Le mani sporche di sangue, la mente che fatica a ricordare, la consapevolezza che la memoria sia l’unica vera arma che abbiamo contro il ritorno di vecchie abitudini dure a morire.
Eppure, mentre l’occidente – carnefice attivo e servo del Terzo Reich – ha sviluppato una memoria collettiva e quantomeno critica nei confronti delle barbarie del secolo scorso, il Giappone – soprattutto se analizziamo il contesto culturale dei manga – si è sempre tenuto un po’ alla larga da alcune di queste tematiche, trattando la Shoah in maniera marginale.
Tale lacuna storica – se così vogliamo chiamarla – sembrerebbe essere il risultato di una serie di fattori politici, sociali e culturali che riflettono il rapporto complesso del Giappone con il proprio passato bellico.
Oggi, in occasione della Giornata della Memoria, andremo ad esaminare questo particolare fenomeno, trascinando al banco dei testimoni non solo le difficoltà del popolo nipponico nel confrontarsi con i traumi della guerra, ma anche il modo in cui il Giappone ha interpretato e trasformato – in un certo qual modo – la memoria storica, talvolta sfruttando il filtro del kawaii.

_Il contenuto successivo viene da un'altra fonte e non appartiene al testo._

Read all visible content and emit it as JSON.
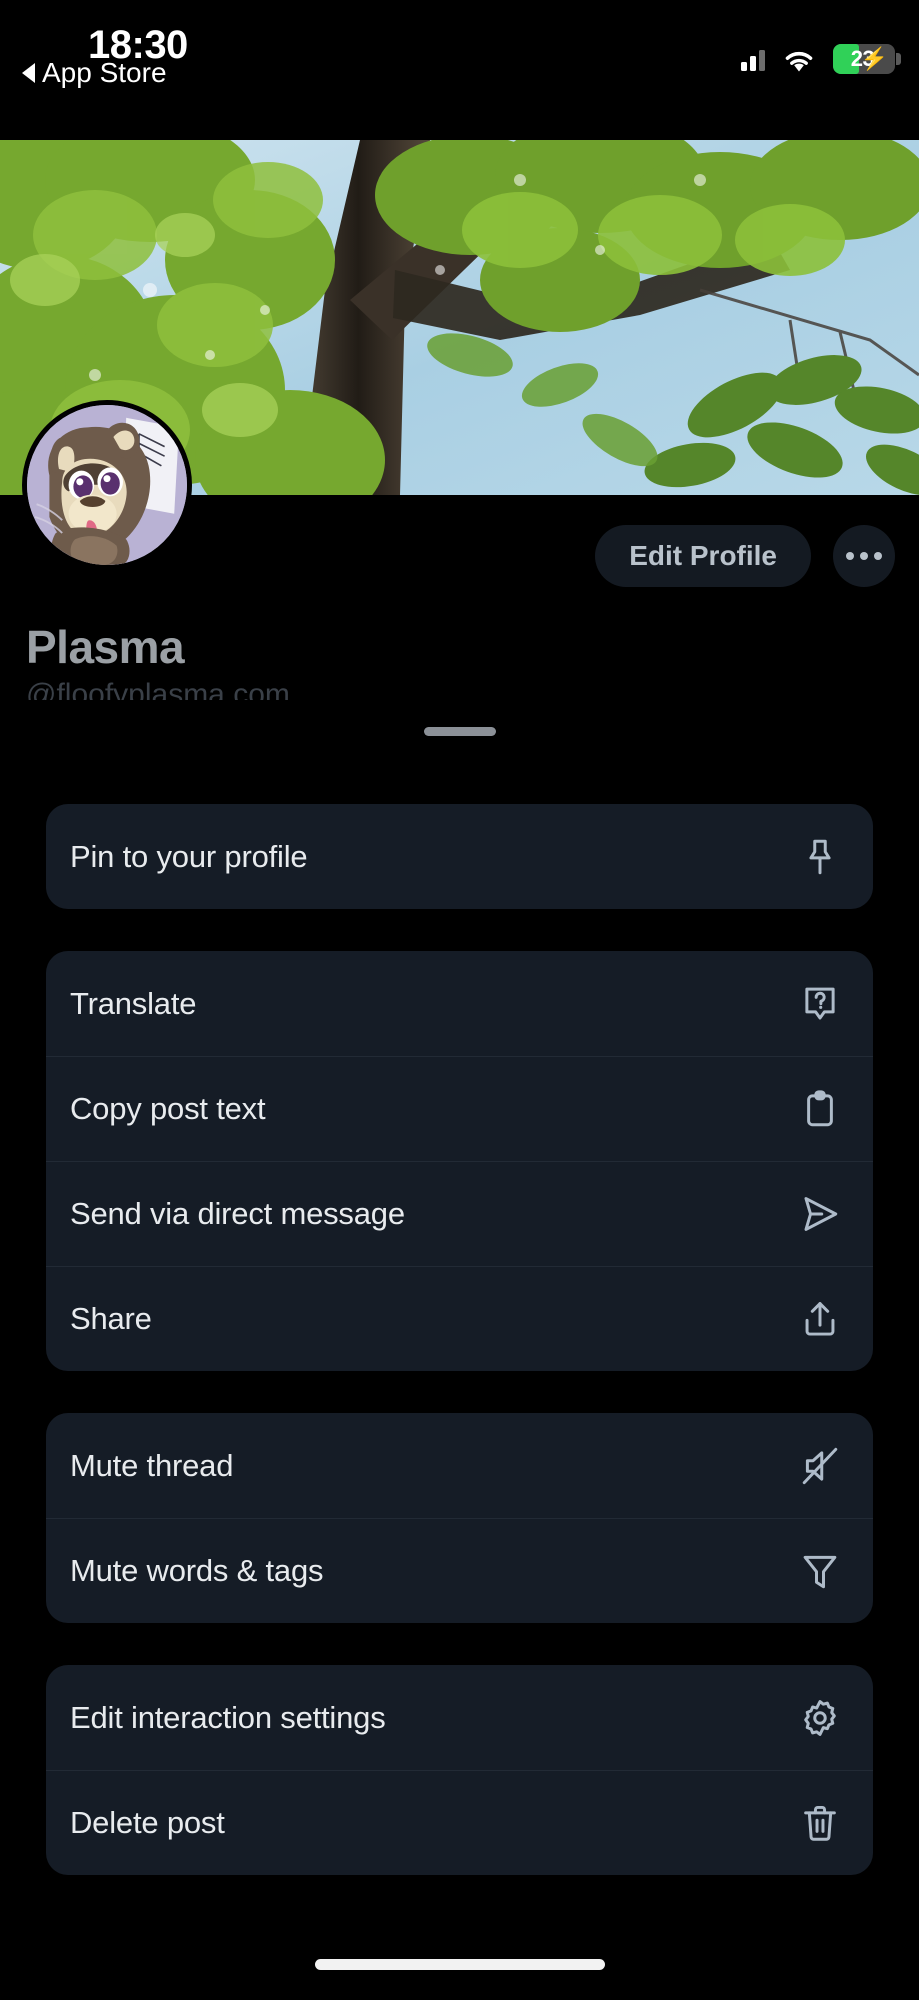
{
  "status_bar": {
    "time": "18:30",
    "back_label": "App Store",
    "back_icon": "triangle-left-icon",
    "signal_icon": "cellular-signal-icon",
    "wifi_icon": "wifi-icon",
    "battery_percent": "23",
    "battery_charging_icon": "lightning-bolt-icon",
    "battery_color": "#30d158"
  },
  "profile": {
    "banner_icon": "tree-banner-image",
    "avatar_icon": "raccoon-avatar-image",
    "display_name": "Plasma",
    "handle": "@floofyplasma.com",
    "edit_profile_label": "Edit Profile",
    "more_label": "•••",
    "more_icon": "ellipsis-icon"
  },
  "sheet": {
    "grabber_icon": "drag-handle-icon",
    "groups": [
      {
        "items": [
          {
            "label": "Pin to your profile",
            "icon": "pin-icon"
          }
        ]
      },
      {
        "items": [
          {
            "label": "Translate",
            "icon": "translate-question-bubble-icon"
          },
          {
            "label": "Copy post text",
            "icon": "clipboard-icon"
          },
          {
            "label": "Send via direct message",
            "icon": "paper-plane-icon"
          },
          {
            "label": "Share",
            "icon": "share-upload-icon"
          }
        ]
      },
      {
        "items": [
          {
            "label": "Mute thread",
            "icon": "speaker-mute-icon"
          },
          {
            "label": "Mute words & tags",
            "icon": "filter-funnel-icon"
          }
        ]
      },
      {
        "items": [
          {
            "label": "Edit interaction settings",
            "icon": "gear-icon"
          },
          {
            "label": "Delete post",
            "icon": "trash-icon"
          }
        ]
      }
    ]
  },
  "system": {
    "home_indicator": "home-indicator"
  },
  "colors": {
    "background": "#000000",
    "card": "#151c26",
    "icon": "#aebbc9",
    "text": "#e8ebee",
    "muted": "#9ba0a5",
    "accent_green": "#30d158"
  }
}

Il peculiare approccio del Giappone alla questione ebraica
Non vogliamo nessun’altra guerra! Per questo mi sono messo a scriverne contro.
Queste le parole usate da Manga no Kamisami, Osamu Tezuka, ne “I Tre Adolf”, una delle poche opere (a noi pervenute) che illustra le ripercussioni psicologiche delle azioni di Hitler e i suoi alleati nel corso degli anni.
È bene ricordare che il Giappone, pur essendo alleato della Germania nazista come parte dell’Asse, mantenne una certa distanza dalle politiche antisemite del Terzo Reich. Difatti, sebbene avesse firmato il Patto Anticomintern del 1936 e nonostante le pressioni delle SS, il Giappone si rifiutò di attuare lo sterminio ebraico, concedendo asilo a circa 20.000 ebrei europei in fuga dall’Europa nazista.
I Giusti: Chiune Sugihara e Kiichiro Higuchi
Così, mentre il regime nazista seminava terrore e morte, alcuni individui si distinsero per il loro coraggio e altruismo nel salvare vite umane. Eroi che potrebbero essere accostati a Oskar Schindler quali esempi straordinari di umanità e sacrificio: Chiune Sugihara e Kiichiro Higuchi, entrambi riconosciuti in seguito come Giusti tra le Nazioni per il loro impegno nel proteggere gli ebrei perseguitati.
Chiune Sugihara, vice-console giapponese a Kaunas (Lituania), si trovò di fronte a una crescente ondata di ebrei in fuga dalla persecuzione nazista. Contravvenendo alle rigide direttive del governo giapponese e supportato dalla caparbia moglie, iniziò a rilasciare visti di transito (spesso fino a notte fonda), consentendo a circa 6.000 ebrei di lasciare l’Europa e trovare rifugio a Shanghai.
Altro giusto fu Kiichiro Higuchi, ufficiale dell’esercito imperiale giapponese, che collaborò con Abraham Kaufman, leader della comunità ebraica di Harbin, per garantire rifugi sicuri agli ebrei in fuga attraverso la “Higuchi Route”, una via di fuga ferroviaria. Grazie alla sua influenza nell’esercito giapponese, migliaia di vite innocenti furono tratte in salvo.
La Shoah nella cultura giapponese: memoria e rimozione
Nonostante questi esempi viventi di etica e morale, l’attenzione giapponese verso la Shoah rimase scarsa (o marginale) per decenni. Il Giappone – probabilmente anche a causa dell’isolazionismo – interpretava le atroci disumanità compiute in Europa come una tragedia confinata all’Occidente, di cui il popolo nipponico poteva lavarsi le mani.
Fu solo negli anni ‘50, in seguito alla traduzione internazionale del Diario di Anna Frank, che il pubblico giapponese prese a confrontarsi con questo oscuro capitolo della storia mondiale, e a prendersi parte delle sue responsabilità.
Il “Fascismo Giapponese”: ipotesi o realtà?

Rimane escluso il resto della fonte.